Le risque du sentiment d’abandon
Un soir, Abbie, qui a un peu trop bu, convainc les deux adolescents qu’ils n’ont aucun avenir à Santa Barbara, à part vendre des lunettes de soleil. Les deux adolescents décident de quitter la maison familiale, s’arrêtent pour passer la nuit dans un motel à San Luis Obispo, où Jamie déclare son amour à Julie, qui l’accuse de mentir pour coucher avec elle, comme tous les garçons. L’adolescent s’enfuit. Inquiète, Julie appelle Dorothea qui la rejoint avec Abbie et William. Entretemps, Jamie est revenu et Dorothea a une longue discussion avec lui. Elle découvre que son fils s’est senti abandonné quand, dépassée, elle a confié son éducation à Abbie, Julie et William. Le lendemain, la mère et le fils restés seuls ont une conversation franche sur le célibat, en apparence choisi de Dorothea, sur ce qu’elle a vécu avec le père de Jamie, ce qu’elle attend d’un homme…

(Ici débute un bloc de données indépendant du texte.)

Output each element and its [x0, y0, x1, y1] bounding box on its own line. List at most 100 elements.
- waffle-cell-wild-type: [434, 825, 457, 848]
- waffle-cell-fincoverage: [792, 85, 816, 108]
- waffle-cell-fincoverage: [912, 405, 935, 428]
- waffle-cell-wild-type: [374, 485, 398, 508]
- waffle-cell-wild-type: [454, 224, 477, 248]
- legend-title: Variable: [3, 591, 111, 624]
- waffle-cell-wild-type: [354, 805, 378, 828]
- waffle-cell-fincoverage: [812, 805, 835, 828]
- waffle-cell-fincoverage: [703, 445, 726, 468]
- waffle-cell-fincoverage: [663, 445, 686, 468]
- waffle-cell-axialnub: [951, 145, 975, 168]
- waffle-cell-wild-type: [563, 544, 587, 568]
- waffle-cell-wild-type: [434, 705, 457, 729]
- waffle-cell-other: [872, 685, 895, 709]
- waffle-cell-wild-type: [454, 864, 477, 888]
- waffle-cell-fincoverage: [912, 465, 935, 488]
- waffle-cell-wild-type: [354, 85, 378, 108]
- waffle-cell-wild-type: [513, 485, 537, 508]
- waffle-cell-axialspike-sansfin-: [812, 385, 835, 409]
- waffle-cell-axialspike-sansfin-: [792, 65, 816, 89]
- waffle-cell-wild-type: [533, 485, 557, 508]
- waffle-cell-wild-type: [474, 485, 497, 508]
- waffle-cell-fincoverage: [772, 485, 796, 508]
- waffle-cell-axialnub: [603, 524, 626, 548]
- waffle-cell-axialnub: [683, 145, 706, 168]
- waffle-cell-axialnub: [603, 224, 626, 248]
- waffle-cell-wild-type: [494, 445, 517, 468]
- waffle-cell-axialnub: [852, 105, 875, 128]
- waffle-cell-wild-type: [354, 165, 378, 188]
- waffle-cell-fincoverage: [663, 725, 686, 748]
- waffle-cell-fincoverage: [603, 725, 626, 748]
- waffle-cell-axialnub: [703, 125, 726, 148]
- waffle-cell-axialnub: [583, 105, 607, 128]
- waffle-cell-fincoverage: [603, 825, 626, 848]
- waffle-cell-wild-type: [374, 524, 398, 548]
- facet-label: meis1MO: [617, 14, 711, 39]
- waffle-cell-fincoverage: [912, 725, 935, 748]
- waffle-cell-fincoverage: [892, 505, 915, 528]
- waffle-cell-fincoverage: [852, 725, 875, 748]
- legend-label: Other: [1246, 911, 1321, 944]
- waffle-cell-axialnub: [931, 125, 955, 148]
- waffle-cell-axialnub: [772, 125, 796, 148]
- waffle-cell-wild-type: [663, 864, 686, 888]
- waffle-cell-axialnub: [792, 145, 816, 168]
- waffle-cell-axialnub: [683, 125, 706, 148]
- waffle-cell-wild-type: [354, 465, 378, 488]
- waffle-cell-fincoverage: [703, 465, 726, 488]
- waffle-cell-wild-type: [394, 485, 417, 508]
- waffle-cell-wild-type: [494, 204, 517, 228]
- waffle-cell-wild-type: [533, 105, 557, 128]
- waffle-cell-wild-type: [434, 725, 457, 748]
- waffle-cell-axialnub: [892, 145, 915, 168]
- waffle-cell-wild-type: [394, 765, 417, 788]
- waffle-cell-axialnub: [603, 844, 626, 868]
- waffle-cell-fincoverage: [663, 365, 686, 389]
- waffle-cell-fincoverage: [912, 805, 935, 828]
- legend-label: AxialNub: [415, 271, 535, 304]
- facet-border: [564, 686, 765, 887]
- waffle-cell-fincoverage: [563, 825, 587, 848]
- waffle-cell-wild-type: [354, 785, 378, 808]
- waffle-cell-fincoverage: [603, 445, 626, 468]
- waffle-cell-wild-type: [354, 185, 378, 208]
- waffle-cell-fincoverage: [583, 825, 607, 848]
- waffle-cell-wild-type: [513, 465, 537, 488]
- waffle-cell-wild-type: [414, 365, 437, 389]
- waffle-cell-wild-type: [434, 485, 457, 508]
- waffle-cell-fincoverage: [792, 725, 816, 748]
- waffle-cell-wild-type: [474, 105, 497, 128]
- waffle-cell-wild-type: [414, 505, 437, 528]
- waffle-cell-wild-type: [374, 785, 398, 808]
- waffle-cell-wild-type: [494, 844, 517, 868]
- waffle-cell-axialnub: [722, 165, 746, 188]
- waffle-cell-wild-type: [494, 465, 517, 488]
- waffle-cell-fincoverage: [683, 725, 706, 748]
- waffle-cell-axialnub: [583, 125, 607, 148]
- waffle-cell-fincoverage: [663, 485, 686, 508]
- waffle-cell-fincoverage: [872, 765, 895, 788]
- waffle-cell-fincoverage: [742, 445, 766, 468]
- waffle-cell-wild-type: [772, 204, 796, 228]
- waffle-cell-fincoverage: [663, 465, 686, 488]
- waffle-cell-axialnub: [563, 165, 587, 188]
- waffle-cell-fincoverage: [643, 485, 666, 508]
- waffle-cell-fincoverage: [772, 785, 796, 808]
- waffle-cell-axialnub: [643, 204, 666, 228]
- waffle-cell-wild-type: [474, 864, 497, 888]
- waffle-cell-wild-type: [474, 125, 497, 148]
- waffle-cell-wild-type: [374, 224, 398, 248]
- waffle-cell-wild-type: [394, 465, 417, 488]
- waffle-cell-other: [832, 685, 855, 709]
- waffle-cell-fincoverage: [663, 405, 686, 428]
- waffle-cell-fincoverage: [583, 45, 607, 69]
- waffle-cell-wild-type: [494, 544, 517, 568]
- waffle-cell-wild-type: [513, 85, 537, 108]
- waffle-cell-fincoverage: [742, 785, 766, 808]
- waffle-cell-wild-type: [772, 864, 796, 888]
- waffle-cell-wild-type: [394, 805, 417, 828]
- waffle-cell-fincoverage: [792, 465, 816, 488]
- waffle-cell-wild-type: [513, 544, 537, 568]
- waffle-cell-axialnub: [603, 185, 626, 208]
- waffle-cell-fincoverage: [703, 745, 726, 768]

Finalement, ce que ce film nous montre, c’est que l’éducation par les femmes seules n’est pas condamnée à produire plus de problèmes que celle de la famille traditionnelle placée sous l’autorité d’un père. Celle-ci produisait la névrose, la culpabilité, et le désir de trouver toujours de nouveaux « chefs » auxquels obéir dans l’espoir d’être félicité par eux : les médailles et décorations, dont Napoléon disait que ce sont les « hochets avec lesquels on mène les hommes », ont été inventées par la société patriarcale ! L’éducation par les femmes, au contraire, exacerbe l’exigence de dépassement de soi, le désir d’étonner en transgressant les limites imposées, au prix il est vrai d’angoisses d’abandon exacerbées. Il peut en résulter des comportements régressifs et des dérapages qui n’ont évidemment plus rien à voir avec ceux de la société patriarcale : alors que l’une était menacée par l’obéissance à tout prix et le conformisme, l’autre l’est par un sentiment de solitude exacerbé, et le risque de conduites problématiques destinées à se faire remarquer à tout prix. Il n’est pas certain que ce soit pire. Apprenons à voir cette nouvelle manière de vivre comme différente, avec ses avantages et ses risques. Quant à ceux qui pourraient être inquiets du devenir de Mike Mills, l’ancien Jamie de 20th Century Women, ils seront rassurés d’apprendre qu’il est maintenant marié et a un enfant.